Шеврикука, или Любовь к привидению - Орлов Владимир Викторович. Страница 29
Зигфрид, Нибелунги. Клад их. Золото Рейна. Чаша Грааля. Король Артур. «Фу ты! – возроптал Шеврикука. – Зачем мне-то теперь все эти Артуры с их круглыми столами, все эти Зигфриды и Нибелунги и их клады! Что я глаза порчу!» Но он чувствовал, что в нем опять шипит чужой приказ: «Не лезь, Шеврикука! Не суйся!» И снова из упрямства (или вздорной блажи?) Шеврикука тетради и листочки сразу не отодвинул, а продолжал перебирать их и наткнулся на карточки из плотной бумаги, какими пользуются посетители общественных читален для особо ценных выписок и соображений. На одной из них были слова: «Принципы комитета, дружины, свиты. Принципы коммандос, серых волков. И принципы воровской стаи. Они разные? Рыцари и банда. Принципы – близкие. Но часто они – навыворот. Это горько. Горько! Все идеальное может быть навыворот!» На обороте карточки тушью был начертан план какого-то дома и написано: «Малина. 11 проезд Марьиной Рощи. Подпол. Четыре спуска». А Петр Арсеньевич вроде бы служил когда-то в деревянных домах Марьиной Рощи. Ну и что! Ну и служил! Ему-то, Шеврикуке, что за дело! Избавиться следовало от портфеля! Избавиться! И уж ни в коем случае не надо было разгадывать криптограммы, строки крючков и клинописи (рунической, что ли?) и даже запоминать их. Шеврикука суетливо, дерганно принялся запихивать бумаги Петра Арсеньевича в портфель, увидел на обложке одной из них завитки букв: «Собственноручные записки феи Т., в составе мекленбургского посольства посещавшей Московию летом 1673 года. Сокольнический список». Еще и фея Т.! Шеврикука выругался. Только фей ему ныне не хватало! Мекленбургских! Будто опаздывая к самолету, Шеврикука стал швырять в портфель и реликвии Петра Арсеньевича, не вдаваясь в их подробности и не оценивая их, среди прочего чей-то клык, шелковую лиловую ленту (дамы сердца, что ли, марьинорощинского, сокольнического, останкинского рыцаря?), пучок засушенной травки с цветком зверобоем и цветком львиный зев, четыре карты, четыре замусоленных валета (неужели поигрывал? неужели вообще был игрок?). Защелкнул замок. Выбросить портфель? Сжечь? Растворить? «Спрятать у Радлугина!» – вышло постановление. Почему у Радлугина? Почему именно у Радлугина, ведь за его квартирой наблюдают? И хорошо, что наблюдают! Сейчас же к Радлугину, сейчас же поместить портфель там!
15
А Гликерия? Что с Гликерией?
Разузнать о ней Шеврикука решил окольным путем. Что не позволяло ему рисковать и лезть на рожон? Благоразумие или трусость? Скорее всего, ни то ни другое. А что, Шеврикука посчитал полезным не называть словами. На лыжную базу Шеврикука проник тихо и кротко, никому не попадаясь на глаза. Ни с Гликерией, ни с Невзорой-Дуняшей не вступал в общение. Но вызнал: никаких чрезвычайных событий в жизни Гликерии не произошло. И смотрины дома на Покровке не отменили.

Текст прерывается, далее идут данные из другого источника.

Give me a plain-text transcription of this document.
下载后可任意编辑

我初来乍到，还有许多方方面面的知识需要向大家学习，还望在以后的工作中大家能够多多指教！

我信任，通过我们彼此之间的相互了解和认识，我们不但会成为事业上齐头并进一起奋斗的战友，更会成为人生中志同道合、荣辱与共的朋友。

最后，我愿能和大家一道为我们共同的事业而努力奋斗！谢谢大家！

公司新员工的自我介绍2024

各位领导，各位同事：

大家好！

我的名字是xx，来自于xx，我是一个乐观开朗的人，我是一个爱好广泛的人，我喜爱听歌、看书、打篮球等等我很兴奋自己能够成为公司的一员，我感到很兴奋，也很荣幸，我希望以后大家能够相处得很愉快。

В калекопункте дежурным знахарем сидел какой-то свежий хмырь, весь в жабьих бородавках, желанию Шеврикуки продлить больничный лист навстречу не пошел. Бормотал что-то о транжирах, об экономии, о касторовом масле, которого его могут лишить. А от удара палки резинового призрака в видимой натуре Шеврикуки не осталось следов. Шеврикука проворчал: «Ну и ладно. А с этим хмырем мы еще разберемся!»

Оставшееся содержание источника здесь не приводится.